A small town in southern California: In the blink of an eye everyone over the age of 15 disappears. Cut off from the outside world, those that are left are trapped, and there’s no help on the way. Chaos rules the streets.

Now a new world order is rising and, even scarier, some survivors have power – mutant power that no one has ever seen before…

This book is the first in the Gone series that has sold over 500,000 books. Everyone over 15 disappears and therefore children are the ones left in charge, naturally all hell breaks loose as children have no adults or anyone in charge to tell them no.

However to add to the issues some children have started with powers that are not possible, what could be causing these powers and what happened to the adults?
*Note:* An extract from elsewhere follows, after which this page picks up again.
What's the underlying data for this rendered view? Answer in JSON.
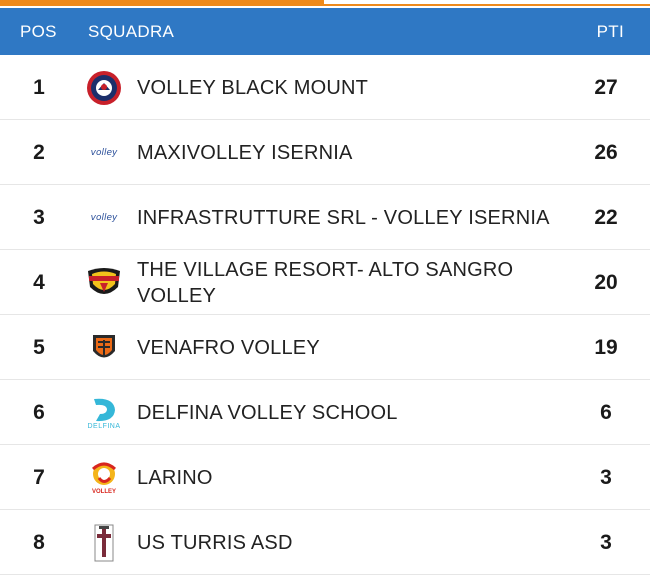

This first book tells of the events straight after the disappearance. Unlike similar books in this genre this book really tries to emphasize what exactly would happen – children wouldn’t immediately form groups and know what to do, they’d panic and do things that were normally banned/ supervised by their parents. Naturally they all consume the sweets that adults normally would have told them not to. However we soon realise that there are issues with every adult leaving suddenly – irons and cookers are still left on causing fires, young children too young to move are left alone and in danger.

I liked this book because it felt real to me, normally these kind of books are good but not exactly realistic, they just tell of children becoming the adults and looking after themselves. This book (although does have supernatural elements) is realistic, it tells of fires and starvation, it’s not the happy picture that children would expect if all adults went missing, it wouldn’t be all fun and games and this is what this book attempts to portray.

I really enjoyed this book, I actually felt like I was in this world with the other children, I was there with Sam and Astrid trying to make sense of it, following their every move. They actually thought about it the same way I did, normally these types of characters act completely differently however they acted rationally and therefore made it more believable with the reader, I personally really enjoyed it.

I would recommend this to teenagers/ young adults. I’m 20 and I really enjoyed it even though when I first picked it up I thought it would be for children, it really isn’t, I’d say closer to young adult.